On passe un moment fort stimulant, tous les neurones en cantillation ( vibration maximum positive) , tant on est occupé à scruter le fascinant  spectacle visuel qui se déploie sous nos yeux ébahis. Chaque mot, chaque dialogue vaut son pesant d’ironie et de cynisme, et on en éclate de rire volontiers.. surtout après les explications baveuses des associés qui expliquent le fonctionnement du cabinet Outsource.
La musique  inquiétante contribue à cette atmosphère « glauque scandinave ».
La quasi fin se conclut par un « bootcamp » qui se termine en orgie robotique  techno.  Le pathos atteint son comble face à ses animaux perdus et désespérés.
Je précise que « l’action » est toutefois toujours filmée avec élégance et jamais vulgaire.
Au final, un trésor de spectacle à voir impérativement, surtout si vous connaissez ce monde des entreprises privées cyniques et brutales. Je n’ai pas trouvé émouvant pour le coeur , mais c’est jubilatoire pour le  cerveau.
Bravo à Cyril Teste et à son collectif MxM et aux acteurs du collectif La Carte Blanche.
Last but not least , un spectacle génial à un prix cadeau.
Nobody, du 10 juin 2015 au 4 février 2016
Par  Cyril Teste et le collectif MxM
  • du 3 au 21 novembre 2015 au Monfort, à Paris ( 16 euros la place sur Billet reduc)

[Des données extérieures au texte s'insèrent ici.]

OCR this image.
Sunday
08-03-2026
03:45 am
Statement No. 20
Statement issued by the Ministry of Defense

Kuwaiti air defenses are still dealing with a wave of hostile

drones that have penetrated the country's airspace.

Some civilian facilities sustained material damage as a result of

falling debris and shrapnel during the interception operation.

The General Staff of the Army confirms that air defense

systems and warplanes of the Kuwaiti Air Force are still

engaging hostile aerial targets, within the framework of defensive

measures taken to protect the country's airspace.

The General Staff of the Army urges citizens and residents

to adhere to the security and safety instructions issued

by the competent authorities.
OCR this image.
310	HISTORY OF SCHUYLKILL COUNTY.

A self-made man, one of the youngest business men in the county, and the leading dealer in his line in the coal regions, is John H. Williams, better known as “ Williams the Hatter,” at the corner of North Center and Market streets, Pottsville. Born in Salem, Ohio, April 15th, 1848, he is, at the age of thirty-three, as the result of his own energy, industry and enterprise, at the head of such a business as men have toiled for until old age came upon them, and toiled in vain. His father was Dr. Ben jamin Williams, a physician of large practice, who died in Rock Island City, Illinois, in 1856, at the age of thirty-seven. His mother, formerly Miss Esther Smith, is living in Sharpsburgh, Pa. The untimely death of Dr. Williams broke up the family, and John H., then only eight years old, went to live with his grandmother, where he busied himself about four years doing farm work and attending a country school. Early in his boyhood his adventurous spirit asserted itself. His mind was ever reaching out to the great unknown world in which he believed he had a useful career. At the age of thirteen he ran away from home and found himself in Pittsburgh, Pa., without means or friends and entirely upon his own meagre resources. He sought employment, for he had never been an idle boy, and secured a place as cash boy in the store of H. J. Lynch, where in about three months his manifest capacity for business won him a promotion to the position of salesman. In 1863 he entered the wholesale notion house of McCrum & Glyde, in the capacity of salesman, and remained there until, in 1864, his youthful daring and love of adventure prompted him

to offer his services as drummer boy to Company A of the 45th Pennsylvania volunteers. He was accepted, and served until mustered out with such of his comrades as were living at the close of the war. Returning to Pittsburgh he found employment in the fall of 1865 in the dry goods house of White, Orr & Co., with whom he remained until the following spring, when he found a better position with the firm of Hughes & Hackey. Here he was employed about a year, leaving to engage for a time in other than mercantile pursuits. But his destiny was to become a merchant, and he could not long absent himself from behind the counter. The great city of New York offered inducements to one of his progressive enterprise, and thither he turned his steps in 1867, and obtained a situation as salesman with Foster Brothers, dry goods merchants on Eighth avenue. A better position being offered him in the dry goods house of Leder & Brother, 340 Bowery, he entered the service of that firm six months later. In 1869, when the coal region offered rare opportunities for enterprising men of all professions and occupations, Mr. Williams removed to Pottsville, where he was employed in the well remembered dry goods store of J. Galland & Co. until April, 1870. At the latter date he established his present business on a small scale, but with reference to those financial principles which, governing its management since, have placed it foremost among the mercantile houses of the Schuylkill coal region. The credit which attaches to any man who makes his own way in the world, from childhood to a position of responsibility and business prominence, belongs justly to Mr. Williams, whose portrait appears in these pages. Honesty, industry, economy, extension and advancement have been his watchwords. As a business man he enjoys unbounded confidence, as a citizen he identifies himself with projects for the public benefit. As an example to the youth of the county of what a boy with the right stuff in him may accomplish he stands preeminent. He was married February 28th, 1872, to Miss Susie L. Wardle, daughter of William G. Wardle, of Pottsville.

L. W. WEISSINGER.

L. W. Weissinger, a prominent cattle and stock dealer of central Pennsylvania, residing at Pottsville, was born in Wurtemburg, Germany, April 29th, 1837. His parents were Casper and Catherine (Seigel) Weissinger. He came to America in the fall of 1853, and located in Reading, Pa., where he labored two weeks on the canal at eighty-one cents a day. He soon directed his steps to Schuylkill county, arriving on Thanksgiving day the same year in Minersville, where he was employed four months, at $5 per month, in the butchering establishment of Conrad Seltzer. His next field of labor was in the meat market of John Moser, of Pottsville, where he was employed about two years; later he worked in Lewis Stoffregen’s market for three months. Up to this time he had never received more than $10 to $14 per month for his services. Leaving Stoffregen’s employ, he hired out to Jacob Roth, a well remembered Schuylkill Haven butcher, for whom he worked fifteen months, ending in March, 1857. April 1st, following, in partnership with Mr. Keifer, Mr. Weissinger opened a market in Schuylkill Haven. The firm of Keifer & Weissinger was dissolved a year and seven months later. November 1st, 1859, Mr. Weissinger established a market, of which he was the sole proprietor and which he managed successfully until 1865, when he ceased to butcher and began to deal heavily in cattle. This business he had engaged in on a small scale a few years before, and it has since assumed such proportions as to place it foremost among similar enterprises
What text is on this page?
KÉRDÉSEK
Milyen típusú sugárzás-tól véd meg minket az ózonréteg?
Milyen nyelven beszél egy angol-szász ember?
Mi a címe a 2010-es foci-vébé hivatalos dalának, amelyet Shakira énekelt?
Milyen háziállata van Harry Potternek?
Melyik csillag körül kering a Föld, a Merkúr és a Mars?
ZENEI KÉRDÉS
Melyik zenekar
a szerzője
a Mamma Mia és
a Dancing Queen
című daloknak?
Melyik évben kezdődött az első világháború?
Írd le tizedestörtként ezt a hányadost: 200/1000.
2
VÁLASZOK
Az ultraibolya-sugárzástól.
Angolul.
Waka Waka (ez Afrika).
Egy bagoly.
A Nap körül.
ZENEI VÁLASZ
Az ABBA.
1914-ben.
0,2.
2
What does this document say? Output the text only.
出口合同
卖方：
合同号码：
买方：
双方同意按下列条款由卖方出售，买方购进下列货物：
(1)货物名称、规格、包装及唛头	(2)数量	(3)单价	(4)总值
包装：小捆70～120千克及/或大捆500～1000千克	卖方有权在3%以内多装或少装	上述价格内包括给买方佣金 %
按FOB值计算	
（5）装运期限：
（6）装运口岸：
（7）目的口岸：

  •  du 27 novembre au 5 décembre au Théâtre du Nord, à Lille
  • du 8 au 13 décembre au CENTQUATRE à Paris
  • les 16 et 17 décembre à la Scène Nationale d’Annecy
  • le 5 janvier 2016 à la Scène Nationale de Saint-Quentin-en-Yvelines
  • le 22 janvier au Théâtre des Salins, Martigues
  • le 28 janvier au Canal, à Redon
  • les 3 et 4 février 2016 à la Scène Nationale de Poitiers.